11/23/1910: Dear Mother. Your letters and paper received. Am very glad to get them. I can go to work Saturday. Love Chas and Thelma
On a postcard with no date, from Amarillo, TX, continuation from another card: …and I get my board free so that helps a little. We came here with the intentions of working and saving our money until spring when we will come home but this month I don’t think we can save anything and so near Xmas we will be poor this year but have not given up hope. I hope you and Father are well and when I am stronger I will write more. Love from Chas and Thelma
No date, picture postcard from Dallas, TX: To Mother from Thelma
No date, picture postcard from Dallas, TX, : To Father from Thelma
2/1/1911, from Dallas, TX: Dear Mother Keene. We rec’d your letter with the Christmas cards the other day. Have neglected sending a card–waiting for a letter in answer to ours. It is very warm here. We are getting along as well as could be expected. Mrs. C. L. Keene
And, then, a dark turn…
8/1911, from Wood’s Hole, MA: Dear Mother. Just went to see Thelma. She is beginning to improve. Temperature dropped to 102 and rational all the time now. Chas.

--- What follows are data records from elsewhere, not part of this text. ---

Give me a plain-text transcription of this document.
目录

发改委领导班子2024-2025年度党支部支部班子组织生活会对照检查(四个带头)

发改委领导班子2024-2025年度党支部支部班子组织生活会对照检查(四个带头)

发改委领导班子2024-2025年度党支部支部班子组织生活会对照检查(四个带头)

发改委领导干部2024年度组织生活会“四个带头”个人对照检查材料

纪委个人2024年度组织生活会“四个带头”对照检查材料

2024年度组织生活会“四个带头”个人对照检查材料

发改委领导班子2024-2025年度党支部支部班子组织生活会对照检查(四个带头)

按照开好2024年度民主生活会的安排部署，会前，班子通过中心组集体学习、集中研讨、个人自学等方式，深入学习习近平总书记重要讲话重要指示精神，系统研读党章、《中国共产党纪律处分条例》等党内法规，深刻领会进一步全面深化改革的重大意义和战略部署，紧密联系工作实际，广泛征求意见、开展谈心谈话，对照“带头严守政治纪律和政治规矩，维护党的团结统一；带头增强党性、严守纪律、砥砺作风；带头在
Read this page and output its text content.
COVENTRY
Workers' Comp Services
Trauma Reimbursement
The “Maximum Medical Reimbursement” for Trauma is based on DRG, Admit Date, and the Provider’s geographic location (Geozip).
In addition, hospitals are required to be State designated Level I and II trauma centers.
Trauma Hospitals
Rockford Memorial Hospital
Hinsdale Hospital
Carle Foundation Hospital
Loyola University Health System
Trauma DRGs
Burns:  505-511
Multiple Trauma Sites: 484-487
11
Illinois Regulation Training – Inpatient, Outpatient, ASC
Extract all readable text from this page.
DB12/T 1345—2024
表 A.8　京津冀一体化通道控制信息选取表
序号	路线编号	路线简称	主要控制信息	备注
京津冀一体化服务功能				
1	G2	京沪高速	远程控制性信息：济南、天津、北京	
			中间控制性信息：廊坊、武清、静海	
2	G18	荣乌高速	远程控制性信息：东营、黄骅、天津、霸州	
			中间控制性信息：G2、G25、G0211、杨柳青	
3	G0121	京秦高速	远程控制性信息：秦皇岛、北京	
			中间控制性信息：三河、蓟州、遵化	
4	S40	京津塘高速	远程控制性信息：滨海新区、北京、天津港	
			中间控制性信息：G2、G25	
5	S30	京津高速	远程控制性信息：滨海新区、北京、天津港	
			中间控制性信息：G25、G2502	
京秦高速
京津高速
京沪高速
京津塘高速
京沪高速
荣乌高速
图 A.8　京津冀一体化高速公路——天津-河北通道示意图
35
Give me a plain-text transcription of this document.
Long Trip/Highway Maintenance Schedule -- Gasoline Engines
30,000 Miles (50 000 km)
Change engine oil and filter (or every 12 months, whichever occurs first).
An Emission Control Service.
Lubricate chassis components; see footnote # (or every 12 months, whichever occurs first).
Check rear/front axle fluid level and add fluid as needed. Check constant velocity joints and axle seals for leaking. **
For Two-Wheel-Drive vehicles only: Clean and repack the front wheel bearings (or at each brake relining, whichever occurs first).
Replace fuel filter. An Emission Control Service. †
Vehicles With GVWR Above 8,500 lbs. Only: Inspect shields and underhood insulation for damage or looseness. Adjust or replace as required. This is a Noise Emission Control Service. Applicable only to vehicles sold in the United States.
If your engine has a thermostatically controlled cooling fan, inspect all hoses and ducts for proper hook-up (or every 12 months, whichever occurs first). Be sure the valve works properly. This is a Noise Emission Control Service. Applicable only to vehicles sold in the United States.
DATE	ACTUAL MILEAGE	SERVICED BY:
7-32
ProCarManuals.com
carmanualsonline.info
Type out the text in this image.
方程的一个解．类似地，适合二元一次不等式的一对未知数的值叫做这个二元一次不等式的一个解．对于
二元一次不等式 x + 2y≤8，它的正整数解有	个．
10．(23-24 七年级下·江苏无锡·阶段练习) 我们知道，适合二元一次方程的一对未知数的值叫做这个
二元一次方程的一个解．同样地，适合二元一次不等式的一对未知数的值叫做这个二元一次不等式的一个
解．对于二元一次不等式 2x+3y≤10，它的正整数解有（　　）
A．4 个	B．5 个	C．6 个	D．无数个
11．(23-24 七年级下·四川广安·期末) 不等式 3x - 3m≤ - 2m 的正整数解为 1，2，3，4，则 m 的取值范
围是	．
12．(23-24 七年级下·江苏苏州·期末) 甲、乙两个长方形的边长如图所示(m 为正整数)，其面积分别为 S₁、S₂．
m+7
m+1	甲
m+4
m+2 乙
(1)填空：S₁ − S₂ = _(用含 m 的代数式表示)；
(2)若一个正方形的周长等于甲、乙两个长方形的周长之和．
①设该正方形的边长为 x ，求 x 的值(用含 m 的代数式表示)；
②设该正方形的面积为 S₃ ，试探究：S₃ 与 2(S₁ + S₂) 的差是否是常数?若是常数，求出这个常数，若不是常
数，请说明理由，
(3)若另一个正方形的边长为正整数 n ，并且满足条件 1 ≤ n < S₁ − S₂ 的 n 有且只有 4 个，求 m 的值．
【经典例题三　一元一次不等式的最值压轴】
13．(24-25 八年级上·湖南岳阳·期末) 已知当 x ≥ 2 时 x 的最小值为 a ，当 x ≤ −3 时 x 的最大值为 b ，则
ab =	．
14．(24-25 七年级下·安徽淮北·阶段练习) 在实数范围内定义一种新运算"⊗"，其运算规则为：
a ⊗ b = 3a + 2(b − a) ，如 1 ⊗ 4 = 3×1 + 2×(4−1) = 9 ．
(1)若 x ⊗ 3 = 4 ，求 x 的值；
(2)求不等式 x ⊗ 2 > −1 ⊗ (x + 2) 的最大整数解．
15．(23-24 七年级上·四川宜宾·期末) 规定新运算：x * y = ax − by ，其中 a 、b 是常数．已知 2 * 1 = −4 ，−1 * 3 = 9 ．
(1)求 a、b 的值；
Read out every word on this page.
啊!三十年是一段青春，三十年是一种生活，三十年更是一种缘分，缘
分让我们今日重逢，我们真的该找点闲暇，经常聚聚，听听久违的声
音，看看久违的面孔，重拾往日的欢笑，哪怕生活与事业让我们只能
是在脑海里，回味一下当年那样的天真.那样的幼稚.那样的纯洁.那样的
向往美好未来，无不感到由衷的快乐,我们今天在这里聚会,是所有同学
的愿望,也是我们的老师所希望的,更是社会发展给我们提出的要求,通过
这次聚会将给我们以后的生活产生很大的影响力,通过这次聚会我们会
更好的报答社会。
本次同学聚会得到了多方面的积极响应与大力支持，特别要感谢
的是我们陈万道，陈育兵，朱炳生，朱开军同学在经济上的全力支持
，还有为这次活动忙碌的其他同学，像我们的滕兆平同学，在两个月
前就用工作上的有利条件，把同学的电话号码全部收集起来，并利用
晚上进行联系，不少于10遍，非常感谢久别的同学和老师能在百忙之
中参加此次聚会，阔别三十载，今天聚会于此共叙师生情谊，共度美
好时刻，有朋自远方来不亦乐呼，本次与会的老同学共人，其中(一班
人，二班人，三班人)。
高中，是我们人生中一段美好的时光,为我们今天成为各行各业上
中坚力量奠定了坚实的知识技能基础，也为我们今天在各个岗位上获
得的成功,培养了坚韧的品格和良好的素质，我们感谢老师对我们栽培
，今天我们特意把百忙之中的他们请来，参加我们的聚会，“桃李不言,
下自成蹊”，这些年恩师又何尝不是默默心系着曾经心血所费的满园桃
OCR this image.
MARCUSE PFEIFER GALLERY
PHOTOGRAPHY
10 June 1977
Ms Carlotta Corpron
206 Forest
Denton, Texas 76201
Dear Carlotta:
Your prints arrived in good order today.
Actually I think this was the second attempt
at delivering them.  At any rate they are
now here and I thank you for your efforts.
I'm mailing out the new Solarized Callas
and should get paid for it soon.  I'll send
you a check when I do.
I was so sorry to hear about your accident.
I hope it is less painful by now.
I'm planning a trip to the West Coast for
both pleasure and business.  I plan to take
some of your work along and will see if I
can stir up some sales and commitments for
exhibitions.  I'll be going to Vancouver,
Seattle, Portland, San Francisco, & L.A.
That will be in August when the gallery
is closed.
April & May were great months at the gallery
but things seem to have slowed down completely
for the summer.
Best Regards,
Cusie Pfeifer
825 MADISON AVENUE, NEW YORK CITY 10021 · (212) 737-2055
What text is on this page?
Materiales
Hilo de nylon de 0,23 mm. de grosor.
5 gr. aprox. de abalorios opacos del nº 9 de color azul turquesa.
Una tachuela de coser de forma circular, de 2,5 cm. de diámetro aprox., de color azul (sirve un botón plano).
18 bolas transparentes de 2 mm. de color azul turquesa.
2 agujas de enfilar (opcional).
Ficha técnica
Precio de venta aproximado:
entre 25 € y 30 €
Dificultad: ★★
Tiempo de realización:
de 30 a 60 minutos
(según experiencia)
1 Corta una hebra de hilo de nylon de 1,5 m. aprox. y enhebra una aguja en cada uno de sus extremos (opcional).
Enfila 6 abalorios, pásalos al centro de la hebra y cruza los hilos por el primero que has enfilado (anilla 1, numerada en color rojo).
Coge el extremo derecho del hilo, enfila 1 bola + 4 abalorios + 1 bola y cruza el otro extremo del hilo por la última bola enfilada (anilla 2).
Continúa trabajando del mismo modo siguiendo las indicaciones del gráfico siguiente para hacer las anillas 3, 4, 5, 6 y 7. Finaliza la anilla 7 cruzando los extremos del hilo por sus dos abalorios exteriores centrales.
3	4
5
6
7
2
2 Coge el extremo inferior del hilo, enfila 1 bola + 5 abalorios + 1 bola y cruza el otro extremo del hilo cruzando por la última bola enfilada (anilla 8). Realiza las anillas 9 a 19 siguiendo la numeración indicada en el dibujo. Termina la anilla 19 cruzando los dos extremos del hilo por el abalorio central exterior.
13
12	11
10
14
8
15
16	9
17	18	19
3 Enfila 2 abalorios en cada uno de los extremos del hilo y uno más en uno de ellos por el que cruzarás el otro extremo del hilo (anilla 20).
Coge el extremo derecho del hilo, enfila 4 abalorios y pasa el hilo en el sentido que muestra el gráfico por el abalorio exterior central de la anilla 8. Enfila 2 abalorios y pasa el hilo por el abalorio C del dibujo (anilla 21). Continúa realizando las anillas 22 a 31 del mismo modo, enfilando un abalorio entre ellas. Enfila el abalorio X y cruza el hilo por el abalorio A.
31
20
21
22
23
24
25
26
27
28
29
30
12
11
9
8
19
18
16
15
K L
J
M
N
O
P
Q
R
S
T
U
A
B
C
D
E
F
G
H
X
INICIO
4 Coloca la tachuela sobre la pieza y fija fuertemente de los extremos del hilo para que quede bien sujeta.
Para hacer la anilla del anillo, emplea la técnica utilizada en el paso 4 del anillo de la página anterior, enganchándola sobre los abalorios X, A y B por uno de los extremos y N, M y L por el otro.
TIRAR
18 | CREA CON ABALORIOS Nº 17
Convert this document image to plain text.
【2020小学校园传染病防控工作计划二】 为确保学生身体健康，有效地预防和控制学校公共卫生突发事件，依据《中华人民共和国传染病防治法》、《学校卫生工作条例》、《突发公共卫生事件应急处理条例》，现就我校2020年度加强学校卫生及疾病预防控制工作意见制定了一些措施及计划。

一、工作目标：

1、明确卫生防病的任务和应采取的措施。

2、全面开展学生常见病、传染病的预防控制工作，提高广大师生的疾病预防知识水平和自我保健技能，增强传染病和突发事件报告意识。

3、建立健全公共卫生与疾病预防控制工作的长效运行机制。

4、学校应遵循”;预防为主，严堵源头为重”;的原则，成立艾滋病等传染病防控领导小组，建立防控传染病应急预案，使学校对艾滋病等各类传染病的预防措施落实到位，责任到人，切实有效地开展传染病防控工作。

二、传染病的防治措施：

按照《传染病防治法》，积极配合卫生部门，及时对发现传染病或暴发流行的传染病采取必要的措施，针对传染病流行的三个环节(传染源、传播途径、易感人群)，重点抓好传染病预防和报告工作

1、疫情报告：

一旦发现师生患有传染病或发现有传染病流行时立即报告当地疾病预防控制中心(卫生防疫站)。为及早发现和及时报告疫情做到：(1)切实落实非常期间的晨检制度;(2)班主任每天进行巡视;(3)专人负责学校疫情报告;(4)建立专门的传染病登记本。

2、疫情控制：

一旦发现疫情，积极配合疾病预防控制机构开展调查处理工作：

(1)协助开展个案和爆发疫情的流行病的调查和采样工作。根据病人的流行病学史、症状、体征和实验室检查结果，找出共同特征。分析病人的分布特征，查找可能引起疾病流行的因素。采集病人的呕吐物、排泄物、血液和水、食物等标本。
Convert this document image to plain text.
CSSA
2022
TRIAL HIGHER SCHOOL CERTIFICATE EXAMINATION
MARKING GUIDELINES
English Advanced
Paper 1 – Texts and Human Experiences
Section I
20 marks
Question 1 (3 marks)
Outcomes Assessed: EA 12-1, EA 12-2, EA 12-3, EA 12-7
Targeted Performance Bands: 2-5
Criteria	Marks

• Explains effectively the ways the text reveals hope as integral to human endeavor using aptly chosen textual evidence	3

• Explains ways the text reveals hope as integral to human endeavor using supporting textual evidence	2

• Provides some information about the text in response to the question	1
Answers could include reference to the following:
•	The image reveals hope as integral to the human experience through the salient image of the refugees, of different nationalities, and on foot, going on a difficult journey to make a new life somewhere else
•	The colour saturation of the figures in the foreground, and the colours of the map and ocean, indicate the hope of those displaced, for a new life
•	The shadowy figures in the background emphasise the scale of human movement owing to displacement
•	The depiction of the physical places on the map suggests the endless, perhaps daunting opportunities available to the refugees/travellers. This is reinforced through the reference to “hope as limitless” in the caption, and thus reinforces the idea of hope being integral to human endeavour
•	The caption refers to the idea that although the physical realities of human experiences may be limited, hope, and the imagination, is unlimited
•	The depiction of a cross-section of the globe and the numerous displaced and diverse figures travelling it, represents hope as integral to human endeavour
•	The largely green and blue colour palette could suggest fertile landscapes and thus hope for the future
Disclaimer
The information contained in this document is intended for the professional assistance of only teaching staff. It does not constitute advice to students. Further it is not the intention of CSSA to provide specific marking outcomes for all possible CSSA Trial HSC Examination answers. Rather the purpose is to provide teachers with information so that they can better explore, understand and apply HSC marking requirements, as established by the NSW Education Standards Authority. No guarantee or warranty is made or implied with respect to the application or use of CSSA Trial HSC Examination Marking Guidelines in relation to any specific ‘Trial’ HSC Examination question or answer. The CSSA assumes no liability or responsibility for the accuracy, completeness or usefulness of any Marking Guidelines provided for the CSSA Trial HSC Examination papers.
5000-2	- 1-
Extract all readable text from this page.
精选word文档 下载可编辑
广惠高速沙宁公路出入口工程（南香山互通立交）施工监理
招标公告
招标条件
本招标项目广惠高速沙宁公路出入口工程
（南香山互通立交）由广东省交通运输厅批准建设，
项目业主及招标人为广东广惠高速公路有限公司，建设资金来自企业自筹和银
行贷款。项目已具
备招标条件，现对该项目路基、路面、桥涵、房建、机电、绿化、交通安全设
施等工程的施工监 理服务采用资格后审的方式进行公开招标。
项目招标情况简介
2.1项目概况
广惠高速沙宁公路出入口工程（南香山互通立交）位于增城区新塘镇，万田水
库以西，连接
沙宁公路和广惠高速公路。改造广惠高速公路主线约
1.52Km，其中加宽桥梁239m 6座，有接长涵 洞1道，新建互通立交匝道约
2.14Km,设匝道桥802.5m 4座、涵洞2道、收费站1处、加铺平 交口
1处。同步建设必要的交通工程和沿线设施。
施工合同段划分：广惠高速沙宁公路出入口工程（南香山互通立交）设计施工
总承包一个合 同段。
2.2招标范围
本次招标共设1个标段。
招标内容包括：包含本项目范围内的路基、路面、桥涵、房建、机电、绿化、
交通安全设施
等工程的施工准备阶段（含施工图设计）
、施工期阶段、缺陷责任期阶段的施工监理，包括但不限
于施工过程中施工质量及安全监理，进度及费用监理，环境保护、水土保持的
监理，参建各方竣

8/1911, from New Bedford: Dear Mother. Just telephoned New Bedford. Thelma is better. I will go to see her Thursday…Love from Charlie
8/17/1911, from New Bedford: Dear Mother. Thelma is better. Temperature is 99 this AM. Dr. says everything looks very favorable and with good luck can come home in four weeks. Charlie
8/21/1911, from new Bedford, MA: Dear Mother; Last night Thelma was generally improved. Temperature normal. Sounds very encouraging. Am very busy and poor help. I am well and quite strong. Hope you and Father are OK. Will see you in Sept. Love from Charlie
8/29/1911, from New Bedford, MA: Dear Mother. Thelma is a little better this morning. Love from Charlie
9/2/1911, from New Bedford, MA: Dear Mother. I telephone to Thelma every night and she is still about the same except last night she had a slight hemorrhage but has not bled any more since. We are still hoping for the best. I will see you next week some time. Charlie
And, then nothing…
Until five months later, February 20, 1912, when Charles wrote a passionate love letter to my grandmother-to-be, Perpetue, also known as Ducky, also known as Pearl.
Charlie and Pearl married June 4, 1912 in Northampton, MA. They are entry #84 in the record below. Charles was 29, and Pearl was 19. Charles is recorded as a widower.
It appears that Thelma passed away sometime between September of 1911, when she is still in the hospital, and February of 1912, when Grandpy wrote of his love to Nana. But, I can’t find any record of that. In fact, I can find no records of Thelma at all.
I have searched for census records, deaths, anything, using all the varieties of Thelma’s name I could think of: Thelma Keene, Anna L. Keene, Anna Backus, Thelma Backus, etc.